Whisper Large v3 Turbo German - Faster Whisper
Overview
This repository contains a high-performance German speech recognition model based on OpenAI's Whisper Large v3 Turbo architecture. The model has been optimized using CTranslate2 for faster inference and reduced memory usage, making it ideal for production deployments.
Original Model
This model is based on the work from primeline/whisper-large-v3-turbo-german and has been converted to CTranslate2 format for optimal performance with faster-whisper.
Model Details
- Architecture: Whisper Large v3 Turbo
- Language: German (de)
- Parameters: 809M
- Format: CTranslate2 optimized
- License: Apache 2.0
While this model is optimized for German, it can also transcribe multiple languages supported by Whisper Large v3 Turbo, though accuracy may vary depending on the language.
Performance
The model achieves state-of-the-art performance on German speech recognition tasks with a Word Error Rate (WER) of 2.628% on comprehensive test datasets.
Use Cases
This model is designed for various German speech recognition applications:
- Real-time Transcription: Live audio transcription for meetings, lectures, and conferences
- Media Processing: Automatic subtitle generation for German video content
- Voice Assistants: Speech-to-text conversion for voice-controlled applications
- Call Center Analytics: Transcription and analysis of customer service calls
- Accessibility Tools: Converting spoken German to text for hearing-impaired users
- Document Creation: Voice-to-text dictation for content creation
Installation and Usage
Prerequisites
pip install faster-whisper torch
Basic Usage
from faster_whisper import WhisperModel
# Load the model
model = WhisperModel(
"TheChola/whisper-large-v3-turbo-german-faster-whisper",
device="cuda", # Use GPU for speed
compute_type="float16" # Use FP16 for efficiency (can change to "int8" for lower memory)
)
# Transcribe audio file
segments, info = model.transcribe("audio.wav", language="de")
# Print results
for segment in segments:
print(f"[{segment.start:.2f}s -> {segment.end:.2f}s] {segment.text}")

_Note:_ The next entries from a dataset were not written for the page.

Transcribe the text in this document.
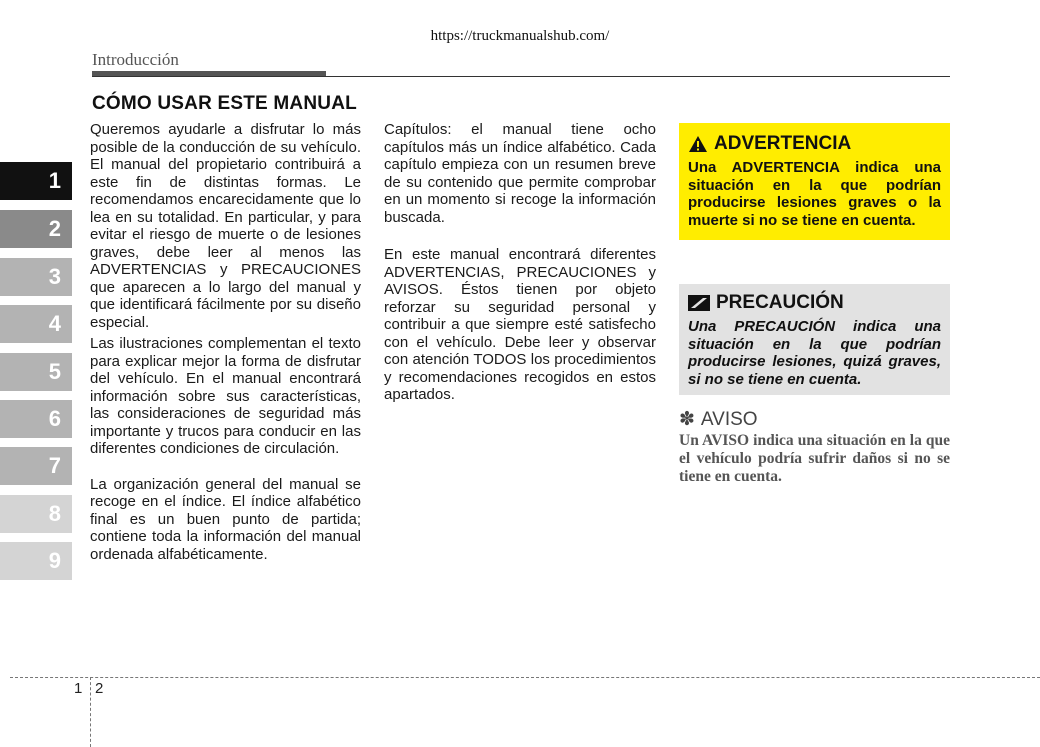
https://truckmanualshub.com/
Introducción
1
2
3
4
5
6
7
8
9
CÓMO USAR ESTE MANUAL

Queremos ayudarle a disfrutar lo más posible de la conducción de su vehículo. El manual del propietario contribuirá a este fin de distintas formas. Le recomendamos encarecidamente que lo lea en su totalidad. En particular, y para evitar el riesgo de muerte o de lesiones graves, debe leer al menos las ADVERTENCIAS y PRECAUCIONES que aparecen a lo largo del manual y que identificará fácilmente por su diseño especial.

Las ilustraciones complementan el texto para explicar mejor la forma de disfrutar del vehículo. En el manual encontrará información sobre sus características, las consideraciones de seguridad más importante y trucos para conducir en las diferentes condiciones de circulación.

La organización general del manual se recoge en el índice. El índice alfabético final es un buen punto de partida; contiene toda la información del manual ordenada alfabéticamente.

Capítulos: el manual tiene ocho capítulos más un índice alfabético. Cada capítulo empieza con un resumen breve de su contenido que permite comprobar en un momento si recoge la información buscada.

En este manual encontrará diferentes ADVERTENCIAS, PRECAUCIONES y AVISOS. Éstos tienen por objeto reforzar su seguridad personal y contribuir a que siempre esté satisfecho con el vehículo. Debe leer y observar con atención TODOS los procedimientos y recomendaciones recogidos en estos apartados.

ADVERTENCIA
Una ADVERTENCIA indica una situación en la que podrían producirse lesiones graves o la muerte si no se tiene en cuenta.
PRECAUCIÓN
Una PRECAUCIÓN indica una situación en la que podrían producirse lesiones, quizá graves, si no se tiene en cuenta.
✽ AVISO
Un AVISO indica una situación en la que el vehículo podría sufrir daños si no se tiene en cuenta.
1 2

Advanced Usage with Options
from faster_whisper import WhisperModel
# Load the German-optimized Whisper large-v3 turbo model from Hugging Face
model = WhisperModel(
"TheChola/whisper-large-v3-turbo-german-faster-whisper",
device="cuda", # Use GPU for speed
compute_type="float16" # Use FP16 for efficiency (can change to "int8" for lower memory)
)
# Transcribe with additional options
segments, info = model.transcribe(
"audio.wav",
language="de",
beam_size=5,
best_of=5,
temperature=0.0,
condition_on_previous_text=False,
vad_filter=True,
vad_parameters=dict(min_silence_duration_ms=500)
)
print(f"Detected language: {info.language} (probability: {info.language_probability:.2f})")

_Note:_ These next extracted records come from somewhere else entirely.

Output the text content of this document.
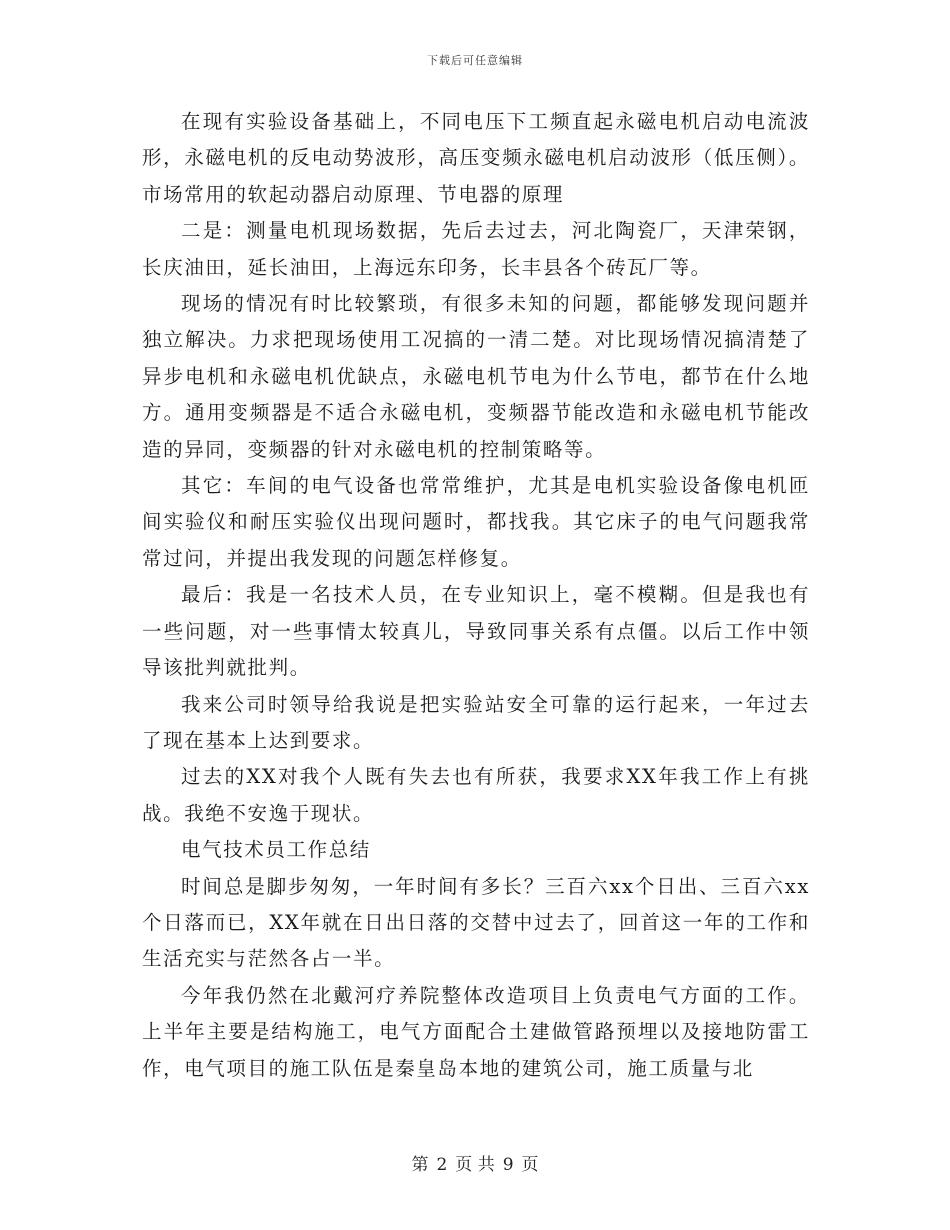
下载后可任意编辑

在现有实验设备基础上，不同电压下工频直起永磁电机启动电流波形，永磁电机的反电动势波形，高压变频永磁电机启动波形（低压侧）。市场常用的软起动器启动原理、节电器的原理

二是：测量电机现场数据，先后去过去，河北陶瓷厂，天津荣钢，长庆油田，延长油田，上海远东印务，长丰县各个砖瓦厂等。

现场的情况有时比较繁琐，有很多未知的问题，都能够发现问题并独立解决。力求把现场使用工况搞的一清二楚。对比现场情况搞清楚了异步电机和永磁电机优缺点，永磁电机节电为什么节电，都节在什么地方。通用变频器是不适合永磁电机，变频器节能改造和永磁电机节能改造的异同，变频器的针对永磁电机的控制策略等。

其它：车间的电气设备也常常维护，尤其是电机实验设备像电机匝间实验仪和耐压实验仪出现问题时，都找我。其它床子的电气问题我常常过问，并提出我发现的问题怎样修复。

最后：我是一名技术人员，在专业知识上，毫不模糊。但是我也有一些问题，对一些事情太较真儿，导致同事关系有点僵。以后工作中领导该批判就批判。

我来公司时领导给我说是把实验站安全可靠的运行起来，一年过去了现在基本上达到要求。

过去的XX对我个人既有失去也有所获，我要求XX年我工作上有挑战。我绝不安逸于现状。

电气技术员工作总结

时间总是脚步匆匆，一年时间有多长？三百六xx个日出、三百六xx个日落而已，XX年就在日出日落的交替中过去了，回首这一年的工作和生活充实与茫然各占一半。

今年我仍然在北戴河疗养院整体改造项目上负责电气方面的工作。上半年主要是结构施工，电气方面配合土建做管路预埋以及接地防雷工作，电气项目的施工队伍是秦皇岛本地的建筑公司，施工质量与北

第 2 页 共 9 页
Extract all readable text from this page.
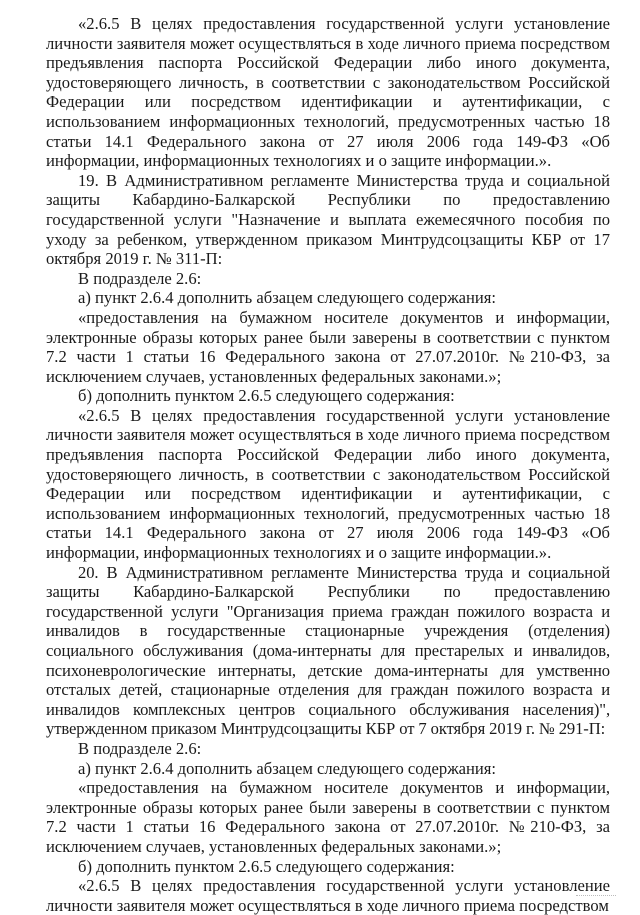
«2.6.5 В целях предоставления государственной услуги установление личности заявителя может осуществляться в ходе личного приема посредством предъявления паспорта Российской Федерации либо иного документа, удостоверяющего личность, в соответствии с законодательством Российской Федерации или посредством идентификации и аутентификации, с использованием информационных технологий, предусмотренных частью 18 статьи 14.1 Федерального закона от 27 июля 2006 года 149-ФЗ «Об информации, информационных технологиях и о защите информации.».

19. В Административном регламенте Министерства труда и социальной защиты Кабардино-Балкарской Республики по предоставлению государственной услуги "Назначение и выплата ежемесячного пособия по уходу за ребенком, утвержденном приказом Минтрудсоцзащиты КБР от 17 октября 2019 г. № 311-П:

В подразделе 2.6:

а) пункт 2.6.4 дополнить абзацем следующего содержания:

«предоставления на бумажном носителе документов и информации, электронные образы которых ранее были заверены в соответствии с пунктом 7.2 части 1 статьи 16 Федерального закона от 27.07.2010г. №210-ФЗ, за исключением случаев, установленных федеральных законами.»;

б) дополнить пунктом 2.6.5 следующего содержания:

«2.6.5 В целях предоставления государственной услуги установление личности заявителя может осуществляться в ходе личного приема посредством предъявления паспорта Российской Федерации либо иного документа, удостоверяющего личность, в соответствии с законодательством Российской Федерации или посредством идентификации и аутентификации, с использованием информационных технологий, предусмотренных частью 18 статьи 14.1 Федерального закона от 27 июля 2006 года 149-ФЗ «Об информации, информационных технологиях и о защите информации.».

20. В Административном регламенте Министерства труда и социальной защиты Кабардино-Балкарской Республики по предоставлению государственной услуги "Организация приема граждан пожилого возраста и инвалидов в государственные стационарные учреждения (отделения) социального обслуживания (дома-интернаты для престарелых и инвалидов, психоневрологические интернаты, детские дома-интернаты для умственно отсталых детей, стационарные отделения для граждан пожилого возраста и инвалидов комплексных центров социального обслуживания населения)", утвержденном приказом Минтрудсоцзащиты КБР от 7 октября 2019 г. № 291-П:

В подразделе 2.6:

а) пункт 2.6.4 дополнить абзацем следующего содержания:

«предоставления на бумажном носителе документов и информации, электронные образы которых ранее были заверены в соответствии с пунктом 7.2 части 1 статьи 16 Федерального закона от 27.07.2010г. №210-ФЗ, за исключением случаев, установленных федеральных законами.»;

б) дополнить пунктом 2.6.5 следующего содержания:

«2.6.5 В целях предоставления государственной услуги установление личности заявителя может осуществляться в ходе личного приема посредством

print(f"Duration: {info.duration:.2f} seconds")
for segment in segments:
print(f"[{segment.start:.2f}s -> {segment.end:.2f}s] {segment.text}")
Model Specifications
- Input: Audio files (WAV, MP3, FLAC, etc.)
- Output: German text transcription with timestamps
- Sampling Rate: 16kHz (automatically resampled if needed)

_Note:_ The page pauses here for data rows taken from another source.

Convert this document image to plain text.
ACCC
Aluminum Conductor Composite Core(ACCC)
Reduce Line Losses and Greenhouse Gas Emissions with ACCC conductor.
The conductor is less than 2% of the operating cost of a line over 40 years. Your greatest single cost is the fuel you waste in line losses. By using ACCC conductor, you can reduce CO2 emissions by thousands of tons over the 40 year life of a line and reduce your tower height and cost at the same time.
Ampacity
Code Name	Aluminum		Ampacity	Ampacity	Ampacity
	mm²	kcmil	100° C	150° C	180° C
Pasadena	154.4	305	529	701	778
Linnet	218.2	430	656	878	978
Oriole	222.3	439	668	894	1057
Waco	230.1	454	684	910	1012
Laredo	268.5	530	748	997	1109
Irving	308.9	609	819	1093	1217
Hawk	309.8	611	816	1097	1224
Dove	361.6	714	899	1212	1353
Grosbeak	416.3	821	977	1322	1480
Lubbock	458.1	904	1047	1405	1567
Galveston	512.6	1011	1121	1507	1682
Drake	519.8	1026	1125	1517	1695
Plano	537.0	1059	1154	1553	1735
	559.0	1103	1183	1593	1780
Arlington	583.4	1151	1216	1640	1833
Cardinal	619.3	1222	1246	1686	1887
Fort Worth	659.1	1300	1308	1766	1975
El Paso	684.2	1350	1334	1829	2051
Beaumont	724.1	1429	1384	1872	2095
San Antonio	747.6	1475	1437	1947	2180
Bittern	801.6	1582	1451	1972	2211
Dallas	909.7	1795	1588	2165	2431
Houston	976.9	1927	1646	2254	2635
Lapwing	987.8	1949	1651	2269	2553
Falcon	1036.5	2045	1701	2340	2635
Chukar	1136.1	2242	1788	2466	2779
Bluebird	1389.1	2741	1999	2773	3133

- Context Length: 30 seconds per chunk
- Supported Audio Formats: All formats supported by FFmpeg
Hardware Requirements
Minimum Requirements
- CPU: 4 cores, 8GB RAM
- GPU: Optional, but recommended for faster inference
Recommended Requirements
- CPU: 8+ cores, 16GB+ RAM
- GPU: NVIDIA GPU with 4GB+ VRAM (RTX 3060 or better)
- Storage: 2GB free space for model files
Performance Benchmarks
Device | Batch Size | Real-time Factor | Memory Usage |
---|---|---|---|
CPU (8 cores) | 1 | 0.3x | 2GB |
RTX 3060 | 4 | 0.1x | 4GB |
RTX 4080 | 8 | 0.05x | 6GB |
Model Files
This repository contains the following files:
model.bin
- Main model weights in CTranslate2 formatconfig.json
- Model configurationtokenizer.json
- Tokenizer configurationvocab.json
- Vocabulary mapping- Additional configuration files for preprocessing and generation
Limitations
- Optimized specifically for German language
- Performance may vary on non-German accents or dialects
- Best results achieved with clear audio (minimal background noise)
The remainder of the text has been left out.